Viel einfacher, schneller und deutlich problemloser geht es mit openoffice-bin-de; das kompilieren wird mit einer Wahrscheinlichkeit von locker 50% abbrechen.

Tobias

----------

## Tim77

Ähem... Genau das mein ich. Das "offizielle" Open-Office Ebuild ist also nicht zu empfehlen? Und das bin-de ist nicht im offiziellen Portage drin. Also gibt's keine "saubere" Lösung..?

----------

## gerry

 *Tim77 wrote:*   

> Also gibt's keine "saubere" Lösung..?

 

http://tobias.scherbaum.info/gentoo/faq/index.php?sid=3405&aktion=artikel&rubrik=009001&id=50&lang=de

die variante aus dem cvs hat bei mir funktioniert und ich bin zufrieden.

----------

## dertobi123

 *Tim77 wrote:*   

> Ähem... Genau das mein ich.

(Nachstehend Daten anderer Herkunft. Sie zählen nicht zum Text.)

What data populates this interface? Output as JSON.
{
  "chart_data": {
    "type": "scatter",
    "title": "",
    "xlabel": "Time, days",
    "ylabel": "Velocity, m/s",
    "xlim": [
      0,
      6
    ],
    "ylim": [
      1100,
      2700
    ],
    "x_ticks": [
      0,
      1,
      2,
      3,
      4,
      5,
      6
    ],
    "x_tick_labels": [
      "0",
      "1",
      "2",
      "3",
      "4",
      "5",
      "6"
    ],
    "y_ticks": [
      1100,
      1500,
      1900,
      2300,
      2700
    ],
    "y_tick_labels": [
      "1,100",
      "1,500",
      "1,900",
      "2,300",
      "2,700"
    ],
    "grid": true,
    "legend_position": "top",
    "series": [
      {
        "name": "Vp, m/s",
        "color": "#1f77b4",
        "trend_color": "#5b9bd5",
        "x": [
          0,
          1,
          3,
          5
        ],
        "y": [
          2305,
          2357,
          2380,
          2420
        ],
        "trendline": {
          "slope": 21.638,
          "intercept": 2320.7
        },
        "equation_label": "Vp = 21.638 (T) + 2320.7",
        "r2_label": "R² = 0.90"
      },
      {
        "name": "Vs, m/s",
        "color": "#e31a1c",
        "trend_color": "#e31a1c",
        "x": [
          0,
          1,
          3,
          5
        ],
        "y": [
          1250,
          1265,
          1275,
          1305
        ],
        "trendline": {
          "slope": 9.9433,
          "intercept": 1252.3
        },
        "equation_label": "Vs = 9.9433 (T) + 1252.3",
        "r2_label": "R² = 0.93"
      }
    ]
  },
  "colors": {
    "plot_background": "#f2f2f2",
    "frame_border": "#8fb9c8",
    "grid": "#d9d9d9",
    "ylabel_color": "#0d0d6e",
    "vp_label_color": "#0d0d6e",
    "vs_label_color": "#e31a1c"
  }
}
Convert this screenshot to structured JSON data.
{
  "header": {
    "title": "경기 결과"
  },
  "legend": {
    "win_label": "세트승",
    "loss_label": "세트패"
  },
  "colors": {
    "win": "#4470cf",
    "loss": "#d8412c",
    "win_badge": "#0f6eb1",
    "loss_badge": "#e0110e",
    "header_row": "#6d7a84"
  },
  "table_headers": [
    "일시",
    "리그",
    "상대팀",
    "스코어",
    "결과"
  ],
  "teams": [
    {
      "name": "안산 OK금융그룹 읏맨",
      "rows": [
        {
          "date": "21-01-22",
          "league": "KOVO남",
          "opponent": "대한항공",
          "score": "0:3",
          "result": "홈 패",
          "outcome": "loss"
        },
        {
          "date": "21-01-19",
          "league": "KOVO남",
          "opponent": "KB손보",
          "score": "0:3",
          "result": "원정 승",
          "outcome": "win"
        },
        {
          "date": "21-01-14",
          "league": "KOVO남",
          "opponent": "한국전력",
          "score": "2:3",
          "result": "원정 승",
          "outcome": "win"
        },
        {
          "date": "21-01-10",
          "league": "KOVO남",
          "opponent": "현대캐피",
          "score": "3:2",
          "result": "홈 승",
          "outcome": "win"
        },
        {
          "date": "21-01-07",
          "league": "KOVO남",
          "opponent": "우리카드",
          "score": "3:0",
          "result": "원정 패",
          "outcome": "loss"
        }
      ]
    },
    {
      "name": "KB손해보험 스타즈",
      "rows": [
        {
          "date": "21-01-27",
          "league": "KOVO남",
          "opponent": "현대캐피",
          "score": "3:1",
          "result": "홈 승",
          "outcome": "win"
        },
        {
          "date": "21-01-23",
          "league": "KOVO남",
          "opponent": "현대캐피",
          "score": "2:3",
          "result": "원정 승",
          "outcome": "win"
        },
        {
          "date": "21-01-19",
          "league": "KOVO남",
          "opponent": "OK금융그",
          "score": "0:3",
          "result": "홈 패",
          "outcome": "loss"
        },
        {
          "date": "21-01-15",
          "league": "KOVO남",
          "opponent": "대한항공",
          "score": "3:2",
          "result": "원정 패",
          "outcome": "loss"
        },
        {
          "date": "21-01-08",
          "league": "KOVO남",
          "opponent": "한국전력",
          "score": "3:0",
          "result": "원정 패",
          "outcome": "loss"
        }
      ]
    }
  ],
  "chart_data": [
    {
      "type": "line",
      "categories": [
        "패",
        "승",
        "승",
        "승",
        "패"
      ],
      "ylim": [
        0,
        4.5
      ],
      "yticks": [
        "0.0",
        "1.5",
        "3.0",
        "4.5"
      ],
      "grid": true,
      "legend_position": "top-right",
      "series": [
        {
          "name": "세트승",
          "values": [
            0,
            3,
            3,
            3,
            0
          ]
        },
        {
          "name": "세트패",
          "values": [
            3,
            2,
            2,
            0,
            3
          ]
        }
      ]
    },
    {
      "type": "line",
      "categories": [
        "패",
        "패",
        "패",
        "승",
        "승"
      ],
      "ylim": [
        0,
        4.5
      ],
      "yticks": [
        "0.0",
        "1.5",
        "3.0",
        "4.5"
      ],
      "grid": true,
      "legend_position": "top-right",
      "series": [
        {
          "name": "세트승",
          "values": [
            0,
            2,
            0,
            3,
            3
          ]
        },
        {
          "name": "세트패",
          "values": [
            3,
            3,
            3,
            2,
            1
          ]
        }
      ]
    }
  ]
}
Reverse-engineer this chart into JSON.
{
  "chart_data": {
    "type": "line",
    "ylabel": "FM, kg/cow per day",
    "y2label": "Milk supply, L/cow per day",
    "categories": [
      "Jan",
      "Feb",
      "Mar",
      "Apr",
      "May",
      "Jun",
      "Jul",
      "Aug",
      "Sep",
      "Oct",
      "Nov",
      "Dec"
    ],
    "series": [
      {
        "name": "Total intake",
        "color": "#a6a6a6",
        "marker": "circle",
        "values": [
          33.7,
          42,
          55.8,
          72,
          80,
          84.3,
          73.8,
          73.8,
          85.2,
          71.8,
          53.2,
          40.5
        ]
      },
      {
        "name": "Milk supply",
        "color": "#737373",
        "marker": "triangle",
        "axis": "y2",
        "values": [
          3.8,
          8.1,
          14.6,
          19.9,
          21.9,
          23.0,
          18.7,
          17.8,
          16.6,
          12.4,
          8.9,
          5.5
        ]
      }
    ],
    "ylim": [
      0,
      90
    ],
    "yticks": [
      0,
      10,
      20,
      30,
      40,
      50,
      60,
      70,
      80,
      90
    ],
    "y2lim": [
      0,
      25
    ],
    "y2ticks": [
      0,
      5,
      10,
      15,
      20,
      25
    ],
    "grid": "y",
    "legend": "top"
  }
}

Das "offizielle" Open-Office Ebuild ist also nicht zu empfehlen?

 

Es gibt Leute bei denen funktionierts auf Anhieb, es gibt Leute die müssen ein bisschen rumfummeln damit es geht und es gibt Leute bei denen es gar nicht geht. Zu welcher der drei Gruppen du gehörst musst du ausprobieren  :Wink: 

 *Tim77 wrote:*   

>  Und das bin-de ist nicht im offiziellen Portage drin. Also gibt's keine "saubere" Lösung..?

 

Du kannst das ebuild ins PORTDIR_OVERLAY legen und gut ist; ist imho eine saubere Lösung.

Tobias

----------

## Tim77

Dann werd ich jetzt erstmal den "normalen" Weg gehen (LANGUAGE="49" emerge openoffice) und hoffen, dass alles klappt.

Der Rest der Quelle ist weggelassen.